Das Szenische zu packen, halfen das Staatstheater Nürnberg und die GöteborgsOperan. Alle drei verwirklichten das gleiche Regiekonzept. Es stammt von keinem Geringeren als Peter Konwitschny, dem häufig Ausgezeichneten, zuletzt 2018 von der „Opernwelt“ als Regisseur des Jahres. In Lübeck hatte er vor knapp drei Jahren schon einmal für Furore gesorgt, als er Macht und Machtgebaren von Herrschenden hinterfragte und in kindisches Getue wandelte. Verdis „Attila“, ein anderer Bühnenheld aus der historischen Despotengarde, diente ihm damals als Modell. Jetzt sollte es „Boris Godunow“ sein, um nach Jahrzehnten einmal wieder der Frage nachgehen zu können, hat Boris nun oder hat er nicht den Zarewitsch gemordet.

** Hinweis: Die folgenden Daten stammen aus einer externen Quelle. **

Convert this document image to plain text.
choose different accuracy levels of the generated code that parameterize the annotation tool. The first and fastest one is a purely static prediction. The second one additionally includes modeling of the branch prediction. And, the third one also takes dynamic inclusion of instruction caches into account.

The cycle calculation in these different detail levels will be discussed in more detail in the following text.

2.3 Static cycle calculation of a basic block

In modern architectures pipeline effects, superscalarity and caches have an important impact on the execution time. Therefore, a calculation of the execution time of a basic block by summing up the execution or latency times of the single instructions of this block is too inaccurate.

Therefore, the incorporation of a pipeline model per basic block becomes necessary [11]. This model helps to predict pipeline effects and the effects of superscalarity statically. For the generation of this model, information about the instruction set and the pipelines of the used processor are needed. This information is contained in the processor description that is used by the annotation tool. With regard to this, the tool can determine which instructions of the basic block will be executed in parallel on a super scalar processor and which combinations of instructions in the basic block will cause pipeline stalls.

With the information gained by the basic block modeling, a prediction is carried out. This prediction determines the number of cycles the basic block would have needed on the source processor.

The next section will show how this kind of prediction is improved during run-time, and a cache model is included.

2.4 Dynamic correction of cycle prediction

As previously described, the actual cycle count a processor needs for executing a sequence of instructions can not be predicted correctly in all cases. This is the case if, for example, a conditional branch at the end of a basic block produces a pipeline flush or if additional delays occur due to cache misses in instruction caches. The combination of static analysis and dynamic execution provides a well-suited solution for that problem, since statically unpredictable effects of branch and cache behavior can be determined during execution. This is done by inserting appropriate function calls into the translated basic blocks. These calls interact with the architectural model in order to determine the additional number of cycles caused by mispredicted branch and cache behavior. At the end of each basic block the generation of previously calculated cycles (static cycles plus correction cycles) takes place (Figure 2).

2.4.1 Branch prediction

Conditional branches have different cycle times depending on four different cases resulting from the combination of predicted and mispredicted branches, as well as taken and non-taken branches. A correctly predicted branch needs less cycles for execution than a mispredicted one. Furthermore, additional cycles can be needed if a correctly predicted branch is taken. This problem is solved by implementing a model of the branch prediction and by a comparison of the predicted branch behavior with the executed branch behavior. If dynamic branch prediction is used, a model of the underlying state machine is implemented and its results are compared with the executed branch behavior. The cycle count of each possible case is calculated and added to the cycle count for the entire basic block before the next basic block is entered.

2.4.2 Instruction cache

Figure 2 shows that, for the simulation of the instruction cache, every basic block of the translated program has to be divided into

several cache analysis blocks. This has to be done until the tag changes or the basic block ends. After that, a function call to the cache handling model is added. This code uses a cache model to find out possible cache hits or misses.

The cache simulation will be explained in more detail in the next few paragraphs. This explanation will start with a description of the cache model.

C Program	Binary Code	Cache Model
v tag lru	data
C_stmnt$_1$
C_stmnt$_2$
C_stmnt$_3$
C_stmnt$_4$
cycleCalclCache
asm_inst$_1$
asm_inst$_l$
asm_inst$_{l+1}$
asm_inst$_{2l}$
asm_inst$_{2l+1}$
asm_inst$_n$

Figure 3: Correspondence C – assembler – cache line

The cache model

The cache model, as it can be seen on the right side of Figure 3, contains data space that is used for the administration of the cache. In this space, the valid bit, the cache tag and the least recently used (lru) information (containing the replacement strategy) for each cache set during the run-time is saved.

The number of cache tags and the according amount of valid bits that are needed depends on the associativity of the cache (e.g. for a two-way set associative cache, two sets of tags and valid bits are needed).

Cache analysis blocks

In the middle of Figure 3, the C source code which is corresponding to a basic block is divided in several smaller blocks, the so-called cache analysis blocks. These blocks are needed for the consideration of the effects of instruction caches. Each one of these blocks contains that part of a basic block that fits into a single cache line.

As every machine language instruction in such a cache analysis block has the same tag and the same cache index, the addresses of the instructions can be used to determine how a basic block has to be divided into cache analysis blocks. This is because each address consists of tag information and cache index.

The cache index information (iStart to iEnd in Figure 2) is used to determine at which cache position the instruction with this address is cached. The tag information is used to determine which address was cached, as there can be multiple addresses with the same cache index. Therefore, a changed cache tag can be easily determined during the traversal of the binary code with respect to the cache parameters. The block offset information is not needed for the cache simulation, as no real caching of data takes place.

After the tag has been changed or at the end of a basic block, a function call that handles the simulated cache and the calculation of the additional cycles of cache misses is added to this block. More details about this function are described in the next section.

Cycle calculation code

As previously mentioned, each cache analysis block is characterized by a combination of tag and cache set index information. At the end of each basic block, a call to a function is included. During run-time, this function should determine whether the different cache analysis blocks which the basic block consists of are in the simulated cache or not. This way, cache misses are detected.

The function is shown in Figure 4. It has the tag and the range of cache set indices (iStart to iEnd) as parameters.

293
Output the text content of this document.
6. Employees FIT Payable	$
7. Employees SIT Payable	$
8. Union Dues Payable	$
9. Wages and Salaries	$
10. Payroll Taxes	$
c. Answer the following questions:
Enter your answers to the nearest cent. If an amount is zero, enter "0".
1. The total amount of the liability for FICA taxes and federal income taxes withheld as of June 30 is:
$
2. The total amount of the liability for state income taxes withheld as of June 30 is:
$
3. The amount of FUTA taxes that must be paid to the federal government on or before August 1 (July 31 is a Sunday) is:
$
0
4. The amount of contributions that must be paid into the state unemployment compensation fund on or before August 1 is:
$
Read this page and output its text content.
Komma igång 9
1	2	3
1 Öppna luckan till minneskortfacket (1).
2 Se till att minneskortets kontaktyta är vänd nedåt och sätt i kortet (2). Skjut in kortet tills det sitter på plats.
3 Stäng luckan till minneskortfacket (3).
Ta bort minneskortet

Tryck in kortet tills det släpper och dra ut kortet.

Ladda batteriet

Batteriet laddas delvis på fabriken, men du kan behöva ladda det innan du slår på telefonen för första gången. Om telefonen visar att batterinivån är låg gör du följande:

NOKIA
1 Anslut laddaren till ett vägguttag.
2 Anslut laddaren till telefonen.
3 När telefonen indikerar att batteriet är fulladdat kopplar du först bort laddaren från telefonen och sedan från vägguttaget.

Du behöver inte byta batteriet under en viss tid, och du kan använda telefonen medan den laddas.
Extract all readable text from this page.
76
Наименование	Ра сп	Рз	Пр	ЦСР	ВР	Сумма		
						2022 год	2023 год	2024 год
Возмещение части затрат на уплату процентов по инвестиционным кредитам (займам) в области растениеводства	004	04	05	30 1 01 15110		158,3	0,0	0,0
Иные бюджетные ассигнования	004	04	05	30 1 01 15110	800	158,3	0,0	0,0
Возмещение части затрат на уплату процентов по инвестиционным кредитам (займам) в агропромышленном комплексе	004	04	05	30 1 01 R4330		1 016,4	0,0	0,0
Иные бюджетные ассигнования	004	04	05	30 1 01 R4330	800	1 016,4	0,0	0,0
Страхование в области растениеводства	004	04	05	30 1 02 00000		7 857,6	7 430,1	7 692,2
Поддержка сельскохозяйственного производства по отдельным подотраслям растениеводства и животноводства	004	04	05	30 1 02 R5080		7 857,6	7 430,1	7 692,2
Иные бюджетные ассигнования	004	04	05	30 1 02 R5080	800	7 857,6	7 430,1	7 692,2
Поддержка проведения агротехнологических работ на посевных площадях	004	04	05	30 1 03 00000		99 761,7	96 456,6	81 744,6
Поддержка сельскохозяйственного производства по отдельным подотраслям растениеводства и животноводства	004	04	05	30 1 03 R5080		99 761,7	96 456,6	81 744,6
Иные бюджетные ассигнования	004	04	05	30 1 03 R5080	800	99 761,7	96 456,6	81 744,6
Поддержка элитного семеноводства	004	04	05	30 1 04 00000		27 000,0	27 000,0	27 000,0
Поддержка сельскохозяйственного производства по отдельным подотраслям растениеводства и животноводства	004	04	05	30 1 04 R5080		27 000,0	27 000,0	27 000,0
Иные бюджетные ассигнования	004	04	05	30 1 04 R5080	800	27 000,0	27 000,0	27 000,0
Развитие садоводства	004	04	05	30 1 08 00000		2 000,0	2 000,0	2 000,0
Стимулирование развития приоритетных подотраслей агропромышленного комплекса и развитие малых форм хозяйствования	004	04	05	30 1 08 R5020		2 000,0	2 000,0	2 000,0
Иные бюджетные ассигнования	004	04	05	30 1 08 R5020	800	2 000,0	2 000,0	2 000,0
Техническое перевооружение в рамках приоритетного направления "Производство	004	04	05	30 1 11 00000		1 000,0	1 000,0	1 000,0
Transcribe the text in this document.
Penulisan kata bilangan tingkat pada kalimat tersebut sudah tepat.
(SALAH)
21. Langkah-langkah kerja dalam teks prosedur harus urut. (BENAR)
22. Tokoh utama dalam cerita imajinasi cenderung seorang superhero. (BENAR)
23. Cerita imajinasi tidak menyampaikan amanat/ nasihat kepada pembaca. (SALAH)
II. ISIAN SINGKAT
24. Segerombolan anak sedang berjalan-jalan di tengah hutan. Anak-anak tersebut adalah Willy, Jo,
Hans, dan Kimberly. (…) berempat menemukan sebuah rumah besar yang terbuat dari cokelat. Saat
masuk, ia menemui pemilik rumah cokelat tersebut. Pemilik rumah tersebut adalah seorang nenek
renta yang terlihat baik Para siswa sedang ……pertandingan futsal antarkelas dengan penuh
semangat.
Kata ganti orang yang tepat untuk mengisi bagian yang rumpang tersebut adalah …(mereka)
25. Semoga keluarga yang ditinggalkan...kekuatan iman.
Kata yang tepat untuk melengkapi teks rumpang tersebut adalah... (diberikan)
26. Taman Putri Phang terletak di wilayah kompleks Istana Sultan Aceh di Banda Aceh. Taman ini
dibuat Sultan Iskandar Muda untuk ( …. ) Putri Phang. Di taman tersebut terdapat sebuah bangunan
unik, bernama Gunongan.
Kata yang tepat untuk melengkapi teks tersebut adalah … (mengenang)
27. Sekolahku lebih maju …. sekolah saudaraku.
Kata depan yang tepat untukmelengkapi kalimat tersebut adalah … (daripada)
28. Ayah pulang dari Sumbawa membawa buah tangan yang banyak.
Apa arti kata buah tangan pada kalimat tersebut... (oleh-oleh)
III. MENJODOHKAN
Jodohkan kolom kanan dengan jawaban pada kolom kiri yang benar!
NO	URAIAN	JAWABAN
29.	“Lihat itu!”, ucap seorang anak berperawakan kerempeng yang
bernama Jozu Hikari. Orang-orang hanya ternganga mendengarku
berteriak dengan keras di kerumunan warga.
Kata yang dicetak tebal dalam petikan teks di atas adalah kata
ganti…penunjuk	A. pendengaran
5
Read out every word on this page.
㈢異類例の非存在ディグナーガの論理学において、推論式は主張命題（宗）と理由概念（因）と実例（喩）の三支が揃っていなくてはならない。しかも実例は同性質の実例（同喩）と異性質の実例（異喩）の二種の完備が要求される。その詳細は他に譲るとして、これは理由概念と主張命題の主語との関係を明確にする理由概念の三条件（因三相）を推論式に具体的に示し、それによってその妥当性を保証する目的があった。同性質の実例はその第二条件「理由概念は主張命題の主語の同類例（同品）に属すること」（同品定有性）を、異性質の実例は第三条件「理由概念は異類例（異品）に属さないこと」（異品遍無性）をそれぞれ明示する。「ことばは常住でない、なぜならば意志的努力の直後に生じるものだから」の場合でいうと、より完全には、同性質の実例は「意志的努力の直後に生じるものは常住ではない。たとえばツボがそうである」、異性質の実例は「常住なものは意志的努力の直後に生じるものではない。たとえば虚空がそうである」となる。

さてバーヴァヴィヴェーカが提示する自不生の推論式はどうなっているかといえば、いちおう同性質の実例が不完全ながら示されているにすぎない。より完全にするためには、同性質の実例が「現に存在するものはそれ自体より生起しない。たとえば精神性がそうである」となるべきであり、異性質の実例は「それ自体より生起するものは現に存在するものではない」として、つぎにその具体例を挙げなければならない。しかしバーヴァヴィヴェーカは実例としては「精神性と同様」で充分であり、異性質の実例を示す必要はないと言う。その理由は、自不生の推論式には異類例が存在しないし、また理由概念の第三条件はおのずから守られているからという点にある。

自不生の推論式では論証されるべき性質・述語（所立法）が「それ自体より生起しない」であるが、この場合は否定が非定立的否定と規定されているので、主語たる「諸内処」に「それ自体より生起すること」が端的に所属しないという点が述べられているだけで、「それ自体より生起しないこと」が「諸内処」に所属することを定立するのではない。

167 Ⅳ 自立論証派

Den im Drama notwendigen Konflikt entwickelt Konwitschny aus dem Gegensatz zwischen der Hauptfigur, die sich das Volk wegen versprochener Wohltaten als Zar wünscht, und einer Gegenpartei, die in Boris einen kindsmordenden Usurpator sehen will und eifrig Gegenkandidaten in Szene setzt. Das Spiel ist verwirrend, weil keine Seite stichhaltige Argumente bringt, und soll hier auch nicht aufgedröselt werden. Das will auch die Regie nicht. Sie macht stattdessen auf die unterschiedlichsten Interessen aufmerksam, auf die der Bojaren zum Beispiel, die um ihre Macht bangen, auf die Mönche, die ihre „Geheimnisse“ verteidigen, oder auf die des Volkes, das nur eines will, gut leben. Wie Boris auf den Thron kam, ist ihm schlicht egal.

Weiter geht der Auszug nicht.